La tenista ucraniana avanzó a cuartos de final del Abierto de Australia
Hace cuatro años, la ucraniana Dayana Yastremska terminó llorando tras perder ante Serena Williams en la tercera ronda del Abierto de Australia. «No llores, lo vas a lograr», le dijo la veterana campeona estadounidense en la misma cancha y le dio un fuerte abrazo.
Yastremska ahora tiene 23 años y avanzó por primera vez a cuartos de final de un Grand Slam, en la misma cancha de Melbourne que regó con sus lágrimas a los 19. Lo hizo al vencer a la bielorrusa Victoria Azarenka por 7/6 (se definió 8-6 en el tie break) y 6/4, en dos horas y siete minutos.
Pero si la derrota ante Serena ya había sido dramática para ella, aquel día de 2019 no pudo terminar peor. Cuando llegaron a casa, una botella de champán explotó en la cara de su madre, Maryna, que estuvo a punto de perder el ojo.
«Sufrió daños terribles. Llamamos a una ambulancia y llegamos al hospital. Fue una de las noches más aterradoras de nuestra vida. Pensábamos que Maryna iba a perder la vista para siempre. Para Dayana también fue muy estresante. Esa misma noche se armó un equipo de ocho cirujanos y rápidamente se realizó una operación que duró cuatro horas. Ellos le salvaron el ojo», contó Alexander, el papá de la tenista, tiempo después.
Yastremska tuvo que jugar la clasificación para entrar al cuadro principal de Australia. Una vez en él, eliminó a la checa Markéta Vondrousova, campeona de Wimbledon 2023, en primera ronda.
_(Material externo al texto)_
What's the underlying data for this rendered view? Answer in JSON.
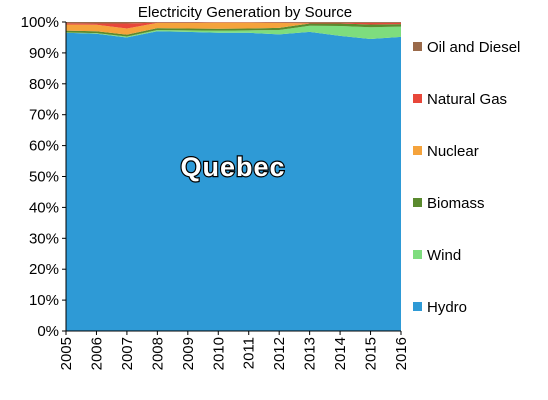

Luego de derrotar a la bielorrusa, no se despidió de ella en la red, como suelen hacer los tenistas. «Estoy segura de que ustedes saben lo que es para nosotros, los ucranianos, jugar contra rusos y bielorrusos», dijo. Y cuando firmó la cámara de la transmisión, escribió «Mi familia es mi Ucrania».
En febrero de 2022, Dayana y su hermana Ivanna, que es seis años menor, tuvieron que dejar su natal Odessa a raíz de la invasión rusa. Desde entonces, ha sido una de las principales críticas de la guerra en el mundo deportivo.
«Jugar es emocionalmente duro, pero lo peor es que sientes que ya estás aceptando lo que está pasando y la gente está empezando a olvidarse. Es difícil jugar, pero después de dos años ya sabes cómo lidiar con las emociones», dijo Yastremska.